With return-to-office on a lot of business’ radar, I’d like to speak to business leadership about the messed up reasoning I’m seeing across industries, vertical markets, and business sizes.
To start, let’s get something crystal clear: remote work is now table stakes for any company that’s serious about hiring, unless the position ABSOLUTELY cannot be done remote. In one short year it’s gone from a super-special-snowflake perk for the privileged to a feature of your business as fundamentally essential as “we have to give them a place to sit.” used to be.
Are there edge cases? Special projects? Extenuating circumstances? Of course. But that’s not the point and you (probably) know it. Or you SHOULD know it. If your argument against remote work uses edge cases as the justification, you’re making yourself look (at best) uninformed; (at least) self-serving; and/or (at worst) just plain stupid. Ask the CEO of WeWork how it’s going.
To put it succinctly, employees are EXPECTING “remote unless there’s a damn good reason”, or they’re going to start looking elsewhere. Potential candidates are going to ask bout this in their first interview, the same way they ask about insurance and vacation.
Table. Stakes.
“But some employees WANT to come to work.”

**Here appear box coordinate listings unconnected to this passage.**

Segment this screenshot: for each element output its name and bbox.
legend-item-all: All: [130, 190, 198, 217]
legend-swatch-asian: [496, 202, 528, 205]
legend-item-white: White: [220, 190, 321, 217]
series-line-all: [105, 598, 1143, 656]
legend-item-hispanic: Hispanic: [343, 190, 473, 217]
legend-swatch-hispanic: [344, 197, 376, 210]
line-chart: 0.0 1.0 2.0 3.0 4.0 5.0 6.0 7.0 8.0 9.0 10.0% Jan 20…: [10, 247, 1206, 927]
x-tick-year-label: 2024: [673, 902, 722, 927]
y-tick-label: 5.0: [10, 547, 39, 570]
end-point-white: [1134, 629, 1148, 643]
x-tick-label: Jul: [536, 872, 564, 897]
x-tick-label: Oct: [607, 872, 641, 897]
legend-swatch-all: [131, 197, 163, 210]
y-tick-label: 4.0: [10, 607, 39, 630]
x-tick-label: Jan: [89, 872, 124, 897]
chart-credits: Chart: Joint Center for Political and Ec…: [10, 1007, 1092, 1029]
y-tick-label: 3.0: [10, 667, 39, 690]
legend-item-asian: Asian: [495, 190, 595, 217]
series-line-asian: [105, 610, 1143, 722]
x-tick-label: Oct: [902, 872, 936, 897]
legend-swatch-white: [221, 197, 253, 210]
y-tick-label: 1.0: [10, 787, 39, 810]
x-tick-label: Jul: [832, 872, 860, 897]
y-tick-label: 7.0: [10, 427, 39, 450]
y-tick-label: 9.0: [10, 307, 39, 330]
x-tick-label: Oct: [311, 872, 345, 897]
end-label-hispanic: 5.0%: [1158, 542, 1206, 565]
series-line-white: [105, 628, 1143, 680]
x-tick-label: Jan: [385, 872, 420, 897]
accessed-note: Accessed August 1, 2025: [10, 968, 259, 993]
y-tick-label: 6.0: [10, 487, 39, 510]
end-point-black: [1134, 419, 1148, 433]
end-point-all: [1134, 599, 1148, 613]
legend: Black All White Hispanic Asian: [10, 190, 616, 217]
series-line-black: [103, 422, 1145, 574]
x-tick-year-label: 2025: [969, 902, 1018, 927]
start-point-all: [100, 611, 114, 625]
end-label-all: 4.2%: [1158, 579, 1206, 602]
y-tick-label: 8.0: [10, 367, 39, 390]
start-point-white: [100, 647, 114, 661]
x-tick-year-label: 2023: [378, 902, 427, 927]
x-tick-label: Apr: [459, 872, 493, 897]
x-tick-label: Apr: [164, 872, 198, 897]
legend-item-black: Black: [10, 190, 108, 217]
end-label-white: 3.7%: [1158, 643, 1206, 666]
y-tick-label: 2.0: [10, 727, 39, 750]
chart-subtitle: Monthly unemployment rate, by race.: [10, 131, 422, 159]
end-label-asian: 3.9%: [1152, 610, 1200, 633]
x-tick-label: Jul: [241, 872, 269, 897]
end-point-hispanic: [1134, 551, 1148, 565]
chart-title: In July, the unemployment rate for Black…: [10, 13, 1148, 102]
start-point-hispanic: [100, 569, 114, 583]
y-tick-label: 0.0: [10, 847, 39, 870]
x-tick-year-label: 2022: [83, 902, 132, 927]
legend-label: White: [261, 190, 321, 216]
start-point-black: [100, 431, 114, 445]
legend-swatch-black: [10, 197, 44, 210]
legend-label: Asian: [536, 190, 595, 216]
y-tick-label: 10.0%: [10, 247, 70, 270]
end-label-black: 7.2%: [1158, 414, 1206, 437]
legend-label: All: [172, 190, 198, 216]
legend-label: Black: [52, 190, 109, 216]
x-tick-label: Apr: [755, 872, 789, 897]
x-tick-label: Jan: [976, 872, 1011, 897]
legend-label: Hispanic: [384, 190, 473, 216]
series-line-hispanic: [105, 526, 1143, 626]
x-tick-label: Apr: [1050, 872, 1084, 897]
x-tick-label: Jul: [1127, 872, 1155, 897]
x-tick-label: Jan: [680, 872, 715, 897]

Great. It’s also not the point and you know it. This is about choice, autonomy, and basic respect.
In fact, David Tate (@mixteenth on Twitter) already covered a lot of your stupid-ass excuses. So how about you DON’T try to float one of these:https://blog.davidtate.org/we-cant-let-people-work-from-home-for-stupid-reasons/
“We can’t pay taxes in every state.”
Hire a damn accountant. Other, smaller businesses do it just fine.
No seriously. You’re going to trot this argument out when hundreds of fully-remote businesses have not only “made it” but thrived for over a decade? Again, please don’t embarrass yourself. Ask the CEO of The Washingtonian what that feels like.
All of your excuses are just that – moreover, they’re poorly-concealed projections of your own discomfort & insecurity. And it’s obvious to everyone (but you, apparently).
The Mostly Un-Necessary Summary
If you are planning a big RTO announcement & it includes zero WFH (or worse, a day here or there as a “concession”) then buckle up, buttercup. You’re going to see a big red wave as you bleed out employees in about a month.
Worse, you’ve just telegraphed to every competitor that they can buy all of your experience, knowledge, and corporate mojo for the price of… you guessed it… allowing people to work remote if they want. That’s it. Not even a salary bump (but they’ll probably throw that in to sweeten the deal because it’s easy).
Worse, what you REALLY announced was how YOUR company is willingly limiting itself NOT JUST to the pool of talent living in a specific geography, but the pool of talent in that geography WHO CAN’T FIND A BETTER JOB AT A REMOTE COMPANY.
Whether you honestly think it’s true or not, you’ve telegraphed yourself as a “bottom of the barrel employer”.
Good luck winning hearts and minds and market share with that strategy.